La question hante tous les investisseurs en crypto-actifs : sommes-nous à l’aube d’un nouveau marché haussier historique, ou au contraire, approchons-nous déjà du sommet de ce cycle ? Alors que le Bitcoin a retrouvé des niveaux significatifs et que l’enthousiasme revient sur le marché, une analyse superficielle pourrait laisser croire que le meilleur est derrière nous. Cependant, une plongée profonde dans les indicateurs macroéconomiques clés – ceux qui ont traditionnellement dicté le rythme des cycles financiers – raconte une histoire radicalement différente. Dans une récente analyse, The Crypto Lark a décortiqué des données comme l’ISM PMI manufacturier, l’indice du marché immobilier (HMI) et le taux de démission des employés (Quits Rate). Ces indicateurs, loin de signaler une surchauffe en fin de cycle, pointent presque unanimement vers une phase de reprise, voire de milieu de cycle. Cet article se propose d’explorer en détail ces signaux macroéconomiques, de les mettre en perspective avec l’histoire des cycles précédents du Bitcoin, et d’argumenter en faveur d’une thèse audacieuse : la fin du cycle actuel n’est pas même proche. Nous allons démontrer que le carburant pour une expansion prolongée des marchés des actifs risqués, dont les cryptomonnaies font partie intégrante, est encore abondant.

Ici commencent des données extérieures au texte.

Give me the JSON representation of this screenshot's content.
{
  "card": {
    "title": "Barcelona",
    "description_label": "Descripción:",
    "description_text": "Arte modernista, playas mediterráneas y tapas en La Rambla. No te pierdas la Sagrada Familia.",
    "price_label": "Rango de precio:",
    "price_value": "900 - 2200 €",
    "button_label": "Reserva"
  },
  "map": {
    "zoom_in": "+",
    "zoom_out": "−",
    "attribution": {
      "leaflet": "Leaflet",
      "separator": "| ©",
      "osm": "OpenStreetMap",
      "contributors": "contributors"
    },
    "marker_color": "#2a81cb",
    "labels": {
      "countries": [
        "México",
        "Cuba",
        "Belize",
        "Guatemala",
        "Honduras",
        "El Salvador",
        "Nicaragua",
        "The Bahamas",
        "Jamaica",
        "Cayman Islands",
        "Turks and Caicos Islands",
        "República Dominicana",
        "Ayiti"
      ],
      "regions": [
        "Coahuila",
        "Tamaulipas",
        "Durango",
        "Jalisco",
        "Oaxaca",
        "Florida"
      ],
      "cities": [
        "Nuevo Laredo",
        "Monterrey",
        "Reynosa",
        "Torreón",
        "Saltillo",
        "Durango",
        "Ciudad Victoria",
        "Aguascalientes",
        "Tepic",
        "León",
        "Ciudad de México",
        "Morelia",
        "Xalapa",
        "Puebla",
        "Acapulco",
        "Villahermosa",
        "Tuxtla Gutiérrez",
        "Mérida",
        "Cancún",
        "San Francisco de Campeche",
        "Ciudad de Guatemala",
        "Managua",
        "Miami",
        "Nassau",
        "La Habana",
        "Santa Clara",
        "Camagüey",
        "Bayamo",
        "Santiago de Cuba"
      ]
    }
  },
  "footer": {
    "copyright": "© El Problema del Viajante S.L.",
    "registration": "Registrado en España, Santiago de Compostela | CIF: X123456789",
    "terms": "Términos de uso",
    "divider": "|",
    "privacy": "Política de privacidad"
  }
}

🔥 Produits recommandés : Canon EOS R6 II • DJI Mini 4 Pro • MacBook Pro M4
Comprendre les cycles économiques : le cadre indispensable
Avant de plonger dans les données, il est crucial de comprendre ce qu’est un cycle économique et comment il s’articule avec les marchés financiers, notamment celui des crypto-actifs. Un cycle économique classique se décompose en quatre phases : l’expansion, le pic (ou sommet), la récession et la reprise (creux). Les marchés boursiers et les actifs risqués comme le Bitcoin ont tendance à anticiper ces phases, souvent en avance de plusieurs mois. Les indicateurs dits « avancés », comme ceux que nous allons examiner, sont des baromètres de la santé économique future. Ils mesurent l’activité des directeurs d’achat (PMI), la confiance des constructeurs immobiliers, ou la volonté des employés à changer d’emploi. Historiquement, les marchés crypto ont connu des cycles de quatre ans, largement calqués sur le halving du Bitcoin. Cependant, ces cycles ne se déroulent pas dans le vide ; ils sont profondément influencés, voire pilotés, par le cycle économique mondial sous-jacent. L’erreur commune est d’analyser le marché crypto en vase clos, en se basant uniquement sur ses métriques internes (hashrate, adresses actives, etc.). La thèse défendue ici est que le cycle macroéconomique actuel, loin d’être à son terme, en est peut-être seulement à sa phase de maturité ou de reprise, laissant la porte ouverte à une période d’expansion prolongée qui pourrait propulser les actifs numériques vers des sommets inédits. La clé réside dans la lecture correcte des indicateurs qui ont précédé les retournements majeurs par le passé.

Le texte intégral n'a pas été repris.